In seinem programmatischen Gemälde „Ich selbst. Porträt-Landschaft“, das er 1890 im Salon des Indépendants ausstellte, zeigt sich Henri Rousseau vor der Kulisse von Paris als selbstbewusster Künstler
In seinem programmatischen Gemälde „Ich selbst. Porträt-Landschaft“, das er 1890 im Salon des Indépendants ausstellte, zeigt sich Henri Rousseau vor der Kulisse von Paris als selbstbewusster Künstler. © National Gallery Prague

Die Ausstellung zeigt Rousseau nicht als Naiven, sondern als professionellen Künstler, der die Kunstgeschichte kannte und von einem Netzwerk aus jungen Avantgardisten, modernen Sammlern und Galeristen umgeben war.
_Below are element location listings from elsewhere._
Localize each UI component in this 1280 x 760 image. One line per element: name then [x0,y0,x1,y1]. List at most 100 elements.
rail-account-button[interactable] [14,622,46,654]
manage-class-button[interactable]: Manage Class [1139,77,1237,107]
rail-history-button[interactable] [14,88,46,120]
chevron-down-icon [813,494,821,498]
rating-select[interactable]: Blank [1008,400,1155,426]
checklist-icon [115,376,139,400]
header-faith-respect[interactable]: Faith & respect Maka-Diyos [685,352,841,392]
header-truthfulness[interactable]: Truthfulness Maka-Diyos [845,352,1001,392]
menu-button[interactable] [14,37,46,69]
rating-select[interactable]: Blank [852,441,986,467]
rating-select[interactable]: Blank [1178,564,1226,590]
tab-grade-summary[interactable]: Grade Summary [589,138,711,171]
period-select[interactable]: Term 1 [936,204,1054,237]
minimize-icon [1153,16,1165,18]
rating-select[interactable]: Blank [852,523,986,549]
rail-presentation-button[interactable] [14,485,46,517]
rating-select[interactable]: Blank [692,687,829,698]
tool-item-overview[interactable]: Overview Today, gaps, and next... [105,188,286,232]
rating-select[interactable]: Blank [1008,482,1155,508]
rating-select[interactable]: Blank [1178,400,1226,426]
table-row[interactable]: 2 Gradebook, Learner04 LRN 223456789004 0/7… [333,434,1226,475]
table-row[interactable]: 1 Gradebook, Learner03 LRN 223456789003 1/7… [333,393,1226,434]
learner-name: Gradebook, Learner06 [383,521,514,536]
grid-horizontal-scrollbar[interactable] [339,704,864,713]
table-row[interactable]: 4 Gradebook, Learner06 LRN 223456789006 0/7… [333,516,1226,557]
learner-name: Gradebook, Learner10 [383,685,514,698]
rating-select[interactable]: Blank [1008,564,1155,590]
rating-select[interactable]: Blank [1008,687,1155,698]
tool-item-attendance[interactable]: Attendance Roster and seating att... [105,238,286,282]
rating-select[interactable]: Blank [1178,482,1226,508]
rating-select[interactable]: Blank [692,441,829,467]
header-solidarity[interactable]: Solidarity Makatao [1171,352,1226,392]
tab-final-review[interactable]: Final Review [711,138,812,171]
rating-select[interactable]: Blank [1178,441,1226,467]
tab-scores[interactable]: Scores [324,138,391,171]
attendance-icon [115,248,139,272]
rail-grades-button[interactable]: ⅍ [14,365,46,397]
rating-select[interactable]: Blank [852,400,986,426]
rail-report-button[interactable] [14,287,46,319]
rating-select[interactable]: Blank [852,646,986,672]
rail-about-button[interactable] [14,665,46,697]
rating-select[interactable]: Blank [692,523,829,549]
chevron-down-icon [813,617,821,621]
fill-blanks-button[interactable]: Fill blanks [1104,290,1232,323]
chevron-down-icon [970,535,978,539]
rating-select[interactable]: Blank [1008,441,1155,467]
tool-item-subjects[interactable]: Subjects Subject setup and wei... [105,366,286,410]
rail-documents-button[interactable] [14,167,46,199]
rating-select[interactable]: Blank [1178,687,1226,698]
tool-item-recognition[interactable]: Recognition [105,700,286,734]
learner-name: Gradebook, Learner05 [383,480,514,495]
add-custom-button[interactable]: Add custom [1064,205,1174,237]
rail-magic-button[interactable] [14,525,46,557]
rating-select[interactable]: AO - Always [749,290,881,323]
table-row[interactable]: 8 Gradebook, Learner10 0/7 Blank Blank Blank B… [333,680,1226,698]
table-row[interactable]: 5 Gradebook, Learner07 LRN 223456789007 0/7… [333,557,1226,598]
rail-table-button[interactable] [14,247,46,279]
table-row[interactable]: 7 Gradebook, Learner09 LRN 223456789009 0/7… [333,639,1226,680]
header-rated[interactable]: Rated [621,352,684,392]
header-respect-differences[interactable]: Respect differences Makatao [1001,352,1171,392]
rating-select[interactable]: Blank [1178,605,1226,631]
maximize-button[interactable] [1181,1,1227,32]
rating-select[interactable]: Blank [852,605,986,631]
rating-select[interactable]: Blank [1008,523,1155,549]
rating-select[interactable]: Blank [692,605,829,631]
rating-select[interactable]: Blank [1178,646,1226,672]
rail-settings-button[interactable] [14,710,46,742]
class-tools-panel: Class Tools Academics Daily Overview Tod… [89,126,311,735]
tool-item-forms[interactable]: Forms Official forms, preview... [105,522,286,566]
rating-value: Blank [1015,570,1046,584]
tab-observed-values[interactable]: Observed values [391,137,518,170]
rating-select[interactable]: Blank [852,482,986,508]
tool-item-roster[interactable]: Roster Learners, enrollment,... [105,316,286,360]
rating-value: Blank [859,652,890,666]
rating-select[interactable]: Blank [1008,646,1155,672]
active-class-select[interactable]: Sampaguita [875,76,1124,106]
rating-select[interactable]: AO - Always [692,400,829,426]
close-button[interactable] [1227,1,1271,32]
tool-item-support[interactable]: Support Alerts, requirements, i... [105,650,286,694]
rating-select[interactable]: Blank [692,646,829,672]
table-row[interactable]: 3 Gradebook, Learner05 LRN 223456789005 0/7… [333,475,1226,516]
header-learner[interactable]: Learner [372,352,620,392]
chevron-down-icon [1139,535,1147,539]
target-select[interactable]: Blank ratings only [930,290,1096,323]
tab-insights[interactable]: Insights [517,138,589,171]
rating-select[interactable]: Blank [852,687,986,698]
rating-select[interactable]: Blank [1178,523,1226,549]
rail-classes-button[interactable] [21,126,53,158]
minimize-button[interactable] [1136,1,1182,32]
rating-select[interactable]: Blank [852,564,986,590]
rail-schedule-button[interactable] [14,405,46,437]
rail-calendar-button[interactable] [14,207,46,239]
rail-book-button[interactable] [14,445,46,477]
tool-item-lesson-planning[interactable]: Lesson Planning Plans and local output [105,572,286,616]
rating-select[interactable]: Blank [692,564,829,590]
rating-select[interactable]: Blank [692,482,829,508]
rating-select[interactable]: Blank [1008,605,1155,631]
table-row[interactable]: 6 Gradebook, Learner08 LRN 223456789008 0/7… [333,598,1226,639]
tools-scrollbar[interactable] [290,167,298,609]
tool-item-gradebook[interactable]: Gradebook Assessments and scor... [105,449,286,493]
Hinter der „unschuldigen“ Fassade taucht ein anderer Henri Rousseau auf. Ein Maler, der einen Platz in der Kunstgeschichte will, der strategisch, marktorientiert, manipulativ sein kann. Jemand, der wie ein heutiger Künstler nach lukrativen Themen in der Massenkultur sucht.
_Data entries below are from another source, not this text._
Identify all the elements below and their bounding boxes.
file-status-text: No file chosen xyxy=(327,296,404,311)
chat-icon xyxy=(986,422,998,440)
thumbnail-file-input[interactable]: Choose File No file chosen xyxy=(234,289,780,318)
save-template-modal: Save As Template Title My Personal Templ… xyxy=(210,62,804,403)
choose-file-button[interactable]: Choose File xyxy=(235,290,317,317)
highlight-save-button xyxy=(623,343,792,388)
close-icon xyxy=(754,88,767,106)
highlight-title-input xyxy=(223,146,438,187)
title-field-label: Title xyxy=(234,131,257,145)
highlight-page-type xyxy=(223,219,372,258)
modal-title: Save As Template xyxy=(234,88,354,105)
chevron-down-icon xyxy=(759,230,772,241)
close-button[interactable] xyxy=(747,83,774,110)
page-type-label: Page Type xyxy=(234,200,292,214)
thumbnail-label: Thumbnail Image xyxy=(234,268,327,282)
Rousseau malte für unterschiedliche potenzielle Käufer auch völlig unterschiedliche Bilder. Dazu sagt Juliette Degennes, die Kuratorin des Musée de l’Orangerie: „Rousseaus Entscheidung, sich auf diese Weise zu vermarkten, kann heute als echte Verkaufsstrategie verstanden werden, die den Mythos des Amateurs untergräbt.“ Dennoch galt der Autodidakt den meisten seiner Zeitgenossen als naiv, seine Ideen als versponnen. Rousseau verbarg seine Verletzlichkeit, die Tragödien, die Demütigungen, die er für sich und seine Kunst ertragen musste. Er war eine chaplineske Figur, die immer wieder aus der Klemme fand, nie aufhörte zu träumen. Tatsächlich schaffte er es durch seine Strategie, zu einem der berühmtesten Künstler der Moderne zu werden. Doch das erlebte er nicht mehr. Als es für ihn losging, bekam er eine Blutvergiftung. Die Ursache waren seine offenen Beine, die er, wie auch seine Armut, geschickt verbarg. Rousseau starb allein im Hospital Necker, eingestuft als Alkoholiker, ein Original mit gewisser Berühmtheit.
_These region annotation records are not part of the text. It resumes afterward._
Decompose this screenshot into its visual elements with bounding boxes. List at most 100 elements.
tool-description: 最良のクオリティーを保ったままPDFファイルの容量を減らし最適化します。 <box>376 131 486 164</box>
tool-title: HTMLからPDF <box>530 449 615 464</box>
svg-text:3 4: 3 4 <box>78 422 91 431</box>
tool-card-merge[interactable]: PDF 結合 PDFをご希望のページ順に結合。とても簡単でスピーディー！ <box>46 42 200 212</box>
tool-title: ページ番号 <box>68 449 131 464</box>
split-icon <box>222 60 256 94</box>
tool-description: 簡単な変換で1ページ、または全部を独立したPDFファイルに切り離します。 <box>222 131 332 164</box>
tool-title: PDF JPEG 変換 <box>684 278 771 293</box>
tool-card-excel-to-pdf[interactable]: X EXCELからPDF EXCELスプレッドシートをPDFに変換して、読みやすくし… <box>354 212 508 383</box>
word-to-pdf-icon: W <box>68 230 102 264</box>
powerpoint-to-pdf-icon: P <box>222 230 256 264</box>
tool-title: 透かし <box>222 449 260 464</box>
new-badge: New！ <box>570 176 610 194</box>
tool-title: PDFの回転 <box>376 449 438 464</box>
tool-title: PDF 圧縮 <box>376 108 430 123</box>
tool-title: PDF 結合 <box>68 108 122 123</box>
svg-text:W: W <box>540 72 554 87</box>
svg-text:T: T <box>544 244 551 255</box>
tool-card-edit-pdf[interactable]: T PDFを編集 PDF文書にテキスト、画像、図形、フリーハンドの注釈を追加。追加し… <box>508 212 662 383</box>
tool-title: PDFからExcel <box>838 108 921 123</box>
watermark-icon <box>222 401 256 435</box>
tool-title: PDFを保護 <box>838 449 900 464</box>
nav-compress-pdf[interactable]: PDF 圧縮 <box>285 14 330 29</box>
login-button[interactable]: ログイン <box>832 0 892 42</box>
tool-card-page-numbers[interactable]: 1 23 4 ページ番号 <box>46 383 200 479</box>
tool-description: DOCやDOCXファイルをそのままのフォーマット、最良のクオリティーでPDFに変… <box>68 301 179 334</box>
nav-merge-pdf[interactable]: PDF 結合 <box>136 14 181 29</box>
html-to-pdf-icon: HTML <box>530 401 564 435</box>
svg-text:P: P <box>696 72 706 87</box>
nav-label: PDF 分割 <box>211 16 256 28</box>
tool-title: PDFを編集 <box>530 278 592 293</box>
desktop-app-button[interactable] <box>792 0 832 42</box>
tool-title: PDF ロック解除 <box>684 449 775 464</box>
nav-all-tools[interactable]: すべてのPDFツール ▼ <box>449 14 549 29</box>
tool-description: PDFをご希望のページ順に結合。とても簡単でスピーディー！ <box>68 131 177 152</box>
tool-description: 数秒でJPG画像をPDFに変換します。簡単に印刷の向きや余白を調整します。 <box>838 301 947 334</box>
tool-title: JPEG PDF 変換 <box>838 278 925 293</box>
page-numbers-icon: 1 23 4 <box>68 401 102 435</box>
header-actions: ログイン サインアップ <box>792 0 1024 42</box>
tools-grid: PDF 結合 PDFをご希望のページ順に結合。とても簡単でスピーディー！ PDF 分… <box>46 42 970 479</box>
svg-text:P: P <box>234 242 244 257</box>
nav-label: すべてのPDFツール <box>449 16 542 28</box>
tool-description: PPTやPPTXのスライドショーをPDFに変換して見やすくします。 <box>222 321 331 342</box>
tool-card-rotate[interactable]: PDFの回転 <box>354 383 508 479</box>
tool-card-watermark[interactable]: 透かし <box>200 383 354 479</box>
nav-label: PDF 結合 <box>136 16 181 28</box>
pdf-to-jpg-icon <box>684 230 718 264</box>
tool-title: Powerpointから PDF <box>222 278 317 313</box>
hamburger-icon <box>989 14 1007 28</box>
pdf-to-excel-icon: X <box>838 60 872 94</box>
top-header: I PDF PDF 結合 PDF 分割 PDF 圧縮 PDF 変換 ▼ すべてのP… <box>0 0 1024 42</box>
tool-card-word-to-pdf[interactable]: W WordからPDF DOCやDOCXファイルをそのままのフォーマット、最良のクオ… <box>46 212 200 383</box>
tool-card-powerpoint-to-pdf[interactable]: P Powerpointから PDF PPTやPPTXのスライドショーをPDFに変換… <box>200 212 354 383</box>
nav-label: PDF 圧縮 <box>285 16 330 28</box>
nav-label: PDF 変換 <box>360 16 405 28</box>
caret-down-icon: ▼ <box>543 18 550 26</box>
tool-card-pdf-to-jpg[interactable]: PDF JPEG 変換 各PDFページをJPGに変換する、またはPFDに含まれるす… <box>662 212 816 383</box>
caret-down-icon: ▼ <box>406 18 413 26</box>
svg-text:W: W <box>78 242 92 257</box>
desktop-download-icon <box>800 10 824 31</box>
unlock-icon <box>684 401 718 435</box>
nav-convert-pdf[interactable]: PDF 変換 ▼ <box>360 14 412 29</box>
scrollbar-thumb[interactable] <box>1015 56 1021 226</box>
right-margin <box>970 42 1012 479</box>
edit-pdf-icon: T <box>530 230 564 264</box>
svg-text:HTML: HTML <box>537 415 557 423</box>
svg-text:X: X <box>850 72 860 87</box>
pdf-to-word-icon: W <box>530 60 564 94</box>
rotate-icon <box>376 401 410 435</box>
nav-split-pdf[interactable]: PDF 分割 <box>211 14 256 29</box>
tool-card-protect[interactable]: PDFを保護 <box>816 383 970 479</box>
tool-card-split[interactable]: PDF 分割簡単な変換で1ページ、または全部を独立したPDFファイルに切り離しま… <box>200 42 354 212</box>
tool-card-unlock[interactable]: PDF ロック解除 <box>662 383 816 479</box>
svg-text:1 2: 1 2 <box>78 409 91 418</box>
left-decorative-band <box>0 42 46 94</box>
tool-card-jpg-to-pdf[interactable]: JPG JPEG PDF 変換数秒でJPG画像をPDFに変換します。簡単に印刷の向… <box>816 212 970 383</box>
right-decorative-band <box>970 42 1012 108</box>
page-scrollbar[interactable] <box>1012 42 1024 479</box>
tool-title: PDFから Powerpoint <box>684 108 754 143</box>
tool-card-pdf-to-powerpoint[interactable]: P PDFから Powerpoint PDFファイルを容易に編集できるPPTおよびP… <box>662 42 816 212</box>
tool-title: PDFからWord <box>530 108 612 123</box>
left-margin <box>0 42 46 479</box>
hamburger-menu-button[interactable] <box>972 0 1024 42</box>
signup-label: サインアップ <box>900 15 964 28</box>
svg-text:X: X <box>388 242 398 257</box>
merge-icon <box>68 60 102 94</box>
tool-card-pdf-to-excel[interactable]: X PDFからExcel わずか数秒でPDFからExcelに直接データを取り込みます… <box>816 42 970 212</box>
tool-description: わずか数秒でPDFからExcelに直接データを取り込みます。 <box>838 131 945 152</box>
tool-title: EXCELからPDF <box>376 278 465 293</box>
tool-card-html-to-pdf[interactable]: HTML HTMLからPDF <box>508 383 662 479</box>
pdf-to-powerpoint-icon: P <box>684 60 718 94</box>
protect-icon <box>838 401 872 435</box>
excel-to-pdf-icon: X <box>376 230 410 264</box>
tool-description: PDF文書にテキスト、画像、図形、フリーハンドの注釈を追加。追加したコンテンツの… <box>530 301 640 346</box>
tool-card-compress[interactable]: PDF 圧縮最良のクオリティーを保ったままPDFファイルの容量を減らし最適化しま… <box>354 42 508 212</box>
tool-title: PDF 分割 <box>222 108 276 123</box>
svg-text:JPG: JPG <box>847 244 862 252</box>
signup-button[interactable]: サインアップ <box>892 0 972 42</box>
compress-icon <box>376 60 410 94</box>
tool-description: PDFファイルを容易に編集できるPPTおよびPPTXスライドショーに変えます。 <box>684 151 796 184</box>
Er wurde auf einem Armenfriedhof ohne Grabstein beerdigt. Nur sieben Trauergäste kamen, darunter Apollinaire, Robert und Sonia Delaunay, Rousseaus Hauswirt und der Bildhauer Brancusi. Der meißelt Apollinaires Epitaph auf den Grabstein, der erst zwei Jahre später von Delaunay durch den Verkauf von zwei Porträts Rousseaus finanziert wird. Die erlesene Trauergemeinde, gepaart mit dem Notbegräbnis, das passt zu Rousseau. Ebenso wie der Umstand, dass der deutsche Kunsthändler Wilhelm Uhde, Sammler der ersten Stunde, gleich nach der Todesmeldung losging und alle im Pariser Stadtteil Plaisance verbliebenen Leinwände zu Schleuderpreisen aufkaufte. Für einige Bilder wie „Frau in Rot im Wald“ bezahlte er nur fünf Francs. Er wurde Rousseaus Biograf und erfand 1920 den irreführenden Begriff der „Naiven Kunst“, der die Rezeption von Rousseaus Werk bis Ende des 20. Jahrhunderts prägen wird.